Predictor training

This is used to pre-train the predictor side of the predictor-estimator model.

usage: kiwi train [-h] --train-source TRAIN_SOURCE
                  [--train-target TRAIN_TARGET]
                  [--train-source-tags TRAIN_SOURCE_TAGS]
                  [--train-target-tags TRAIN_TARGET_TAGS]
                  [--train-pe TRAIN_PE]
                  [--train-sentence-scores TRAIN_SENTENCE_SCORES]
                  [--split SPLIT] [--valid-source VALID_SOURCE]
                  [--valid-target VALID_TARGET]
                  [--valid-alignments VALID_ALIGNMENTS]
                  [--valid-source-tags VALID_SOURCE_TAGS]
                  [--valid-target-tags VALID_TARGET_TAGS]
                  [--valid-pe VALID_PE]
                  [--valid-sentence-scores VALID_SENTENCE_SCORES]
                  [--predict-side {tags,source_tags,gap_tags}]
                  [--wmt18-format [WMT18_FORMAT]]
                  [--source-max-length SOURCE_MAX_LENGTH]
                  [--source-min-length SOURCE_MIN_LENGTH]
                  [--target-max-length TARGET_MAX_LENGTH]
                  [--target-min-length TARGET_MIN_LENGTH]
                  [--source-vocab-size SOURCE_VOCAB_SIZE]
                  [--target-vocab-size TARGET_VOCAB_SIZE]
                  [--source-vocab-min-frequency SOURCE_VOCAB_MIN_FREQUENCY]
                  [--target-vocab-min-frequency TARGET_VOCAB_MIN_FREQUENCY]
                  [--extend-source-vocab EXTEND_SOURCE_VOCAB]
                  [--extend-target-vocab EXTEND_TARGET_VOCAB]
                  [--warmup WARMUP] [--rnn-layers-pred RNN_LAYERS_PRED]
                  [--dropout-pred DROPOUT_PRED] [--hidden-pred HIDDEN_PRED]
                  [--out-embeddings-size OUT_EMBEDDINGS_SIZE]
                  [--embedding-sizes EMBEDDING_SIZES]
                  [--share-embeddings [SHARE_EMBEDDINGS]]
                  [--predict-inverse [PREDICT_INVERSE]]
                  [--source-embeddings-size SOURCE_EMBEDDINGS_SIZE]
                  [--target-embeddings-size TARGET_EMBEDDINGS_SIZE]

data

--train-source Path to training source file
--train-target Path to training target file
--train-source-tags
 Path to validation label file for source (WMT18 format)
--train-target-tags
 Path to validation label file for target
--train-pe Path to file containing post-edited target.
--train-sentence-scores
 Path to file containing sentence level scores.

validation data

--split Split Train dataset in case that no validation set is given.
--valid-source Path to validation source file
--valid-target Path to validation target file
--valid-alignments
 Path to valid alignments between source and target.
--valid-source-tags
 Path to validation label file for source (WMT18 format)
--valid-target-tags
 Path to validation label file for target
--valid-pe Path to file containing postedited target.
--valid-sentence-scores
 Path to file containing sentence level scores.

data processing options

--predict-side

Possible choices: tags, source_tags, gap_tags

Tagset to predict.
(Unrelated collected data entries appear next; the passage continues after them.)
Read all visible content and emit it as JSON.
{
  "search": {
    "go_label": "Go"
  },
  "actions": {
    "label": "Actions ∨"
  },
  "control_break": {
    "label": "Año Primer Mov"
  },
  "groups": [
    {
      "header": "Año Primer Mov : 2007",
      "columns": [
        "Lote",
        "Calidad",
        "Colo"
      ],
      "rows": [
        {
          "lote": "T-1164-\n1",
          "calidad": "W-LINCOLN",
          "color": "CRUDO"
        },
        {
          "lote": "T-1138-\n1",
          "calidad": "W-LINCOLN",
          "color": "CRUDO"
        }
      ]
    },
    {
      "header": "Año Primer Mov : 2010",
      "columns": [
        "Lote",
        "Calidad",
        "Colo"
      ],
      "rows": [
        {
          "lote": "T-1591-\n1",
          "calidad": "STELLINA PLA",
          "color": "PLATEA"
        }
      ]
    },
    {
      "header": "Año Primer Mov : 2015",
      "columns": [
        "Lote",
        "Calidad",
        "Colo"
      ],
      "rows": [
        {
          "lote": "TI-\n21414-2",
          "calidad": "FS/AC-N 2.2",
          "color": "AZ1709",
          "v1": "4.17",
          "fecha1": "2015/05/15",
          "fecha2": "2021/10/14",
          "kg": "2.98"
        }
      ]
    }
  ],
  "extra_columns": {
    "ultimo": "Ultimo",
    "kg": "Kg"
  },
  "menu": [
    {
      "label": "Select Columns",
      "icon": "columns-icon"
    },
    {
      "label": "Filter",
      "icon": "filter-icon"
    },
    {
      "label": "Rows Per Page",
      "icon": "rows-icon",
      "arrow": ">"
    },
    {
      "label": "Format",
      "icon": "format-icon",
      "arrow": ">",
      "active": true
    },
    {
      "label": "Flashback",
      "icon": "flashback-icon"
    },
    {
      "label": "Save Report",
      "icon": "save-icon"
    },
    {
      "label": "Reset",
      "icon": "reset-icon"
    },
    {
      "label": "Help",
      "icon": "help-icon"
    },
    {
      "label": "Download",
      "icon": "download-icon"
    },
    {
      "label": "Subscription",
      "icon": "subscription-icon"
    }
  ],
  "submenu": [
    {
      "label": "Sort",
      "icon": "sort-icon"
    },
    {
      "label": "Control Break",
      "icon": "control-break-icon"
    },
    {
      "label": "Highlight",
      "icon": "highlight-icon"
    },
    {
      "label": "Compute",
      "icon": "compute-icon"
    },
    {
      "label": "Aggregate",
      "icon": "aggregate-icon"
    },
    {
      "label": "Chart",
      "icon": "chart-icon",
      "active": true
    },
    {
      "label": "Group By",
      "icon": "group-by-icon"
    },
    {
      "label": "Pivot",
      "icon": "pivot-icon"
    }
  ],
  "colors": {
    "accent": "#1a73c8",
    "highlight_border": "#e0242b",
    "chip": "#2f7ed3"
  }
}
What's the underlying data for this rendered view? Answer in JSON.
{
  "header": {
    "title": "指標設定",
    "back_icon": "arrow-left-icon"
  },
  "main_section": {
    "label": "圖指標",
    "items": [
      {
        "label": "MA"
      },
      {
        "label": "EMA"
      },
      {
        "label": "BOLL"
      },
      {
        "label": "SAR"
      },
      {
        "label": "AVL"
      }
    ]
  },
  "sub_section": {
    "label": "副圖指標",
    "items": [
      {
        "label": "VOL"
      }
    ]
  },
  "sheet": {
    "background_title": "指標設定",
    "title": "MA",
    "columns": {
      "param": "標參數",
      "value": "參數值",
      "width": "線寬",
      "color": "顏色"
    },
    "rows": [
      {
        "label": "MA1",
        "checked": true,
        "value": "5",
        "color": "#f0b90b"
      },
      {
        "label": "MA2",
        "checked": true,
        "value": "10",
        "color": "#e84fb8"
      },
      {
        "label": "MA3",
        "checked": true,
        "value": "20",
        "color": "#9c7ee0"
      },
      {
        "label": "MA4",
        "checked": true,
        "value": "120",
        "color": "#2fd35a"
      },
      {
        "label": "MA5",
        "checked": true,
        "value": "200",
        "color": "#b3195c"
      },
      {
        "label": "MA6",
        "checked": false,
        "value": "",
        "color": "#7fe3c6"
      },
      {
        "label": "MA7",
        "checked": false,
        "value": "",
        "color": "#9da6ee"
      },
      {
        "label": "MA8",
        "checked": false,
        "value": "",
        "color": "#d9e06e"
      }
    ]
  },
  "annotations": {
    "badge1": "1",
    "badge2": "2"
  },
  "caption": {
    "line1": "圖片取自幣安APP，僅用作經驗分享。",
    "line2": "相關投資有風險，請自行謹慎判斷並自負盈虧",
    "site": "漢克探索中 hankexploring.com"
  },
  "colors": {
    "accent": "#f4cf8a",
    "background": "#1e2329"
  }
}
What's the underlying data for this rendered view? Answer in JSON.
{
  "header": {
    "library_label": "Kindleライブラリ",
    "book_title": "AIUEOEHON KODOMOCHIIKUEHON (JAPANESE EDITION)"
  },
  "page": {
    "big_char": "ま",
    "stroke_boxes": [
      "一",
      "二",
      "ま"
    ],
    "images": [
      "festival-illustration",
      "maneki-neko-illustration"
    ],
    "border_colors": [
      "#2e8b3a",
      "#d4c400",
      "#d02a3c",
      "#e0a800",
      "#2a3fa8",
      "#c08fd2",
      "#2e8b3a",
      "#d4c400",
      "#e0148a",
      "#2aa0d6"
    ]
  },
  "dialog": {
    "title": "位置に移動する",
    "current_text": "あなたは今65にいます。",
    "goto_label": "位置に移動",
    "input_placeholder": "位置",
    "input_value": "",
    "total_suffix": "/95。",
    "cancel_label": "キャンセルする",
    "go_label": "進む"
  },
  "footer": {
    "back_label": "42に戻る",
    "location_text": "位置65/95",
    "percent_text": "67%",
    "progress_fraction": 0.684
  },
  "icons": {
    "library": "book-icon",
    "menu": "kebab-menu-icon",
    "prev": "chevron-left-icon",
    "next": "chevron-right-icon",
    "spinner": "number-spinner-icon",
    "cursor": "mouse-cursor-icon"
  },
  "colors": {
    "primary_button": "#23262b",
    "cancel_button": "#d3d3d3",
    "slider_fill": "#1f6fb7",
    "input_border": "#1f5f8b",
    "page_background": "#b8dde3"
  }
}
Leave unchanged for WMT17 format.

Default: “tags”

--wmt18-format

Read target tags in WMT18 format.

Default: False

--source-max-length
 

Maximum source sequence length

Default: inf

--source-min-length
 

Truncate source sequence length.

Default: 0

--target-max-length
 

Maximum target sequence length to keep.

Default: inf

--target-min-length
 

Truncate target sequence length.

Default: 0

vocabulary options

Options for loading vocabulary from a previous run. This is used for e.g. training a source predictor via predict-inverse: True ; If set, other vocab options are ignored

--source-vocab-size
 Size of the source vocabulary.
--target-vocab-size
 Size of the target vocabulary.
--source-vocab-min-frequency
 

Min word frequency for source vocabulary.

Default: 1

--target-vocab-min-frequency
 

Min word frequency for target vocabulary.

Default: 1

PredEst data

Predictor Estimator specific data options. (POSTECH)

--extend-source-vocab
 This is useful to reduce OOV words if the parallel data and QE data are from different domains.
--extend-source-vocab
 Optionally load more data which is used only for vocabulary creation. Path to additional Data(Predictor)
--extend-target-vocab
 Optionally load more data which is used only for vocabulary creation. Path to additional Data(Predictor)

predictor training

Predictor Estimator (POSTECH)

--warmup

Pretrain Predictor for this number of steps.

Default: 0

--rnn-layers-pred
 

Layers in Pred RNN

Default: 2

--dropout-pred

Dropout in predictor

Default: 0.0

--hidden-pred

Size of hidden layers in LSTM

Default: 100

--out-embeddings-size
 

Word Embedding in Output layer

Default: 200

--embedding-sizes
 

If set, takes precedence over other embedding params

Default: 0

--share-embeddings
 

Tie input and output embeddings for target.

Default: False

--predict-inverse
 

Predict target -> source instead of source -> target.

Default: False

model-embeddings

Embedding layers size in case pre-trained embeddings are not used.

--source-embeddings-size
 

Word embedding size for source.

Default: 50

--target-embeddings-size
 

Word embedding size for target.

Default: 50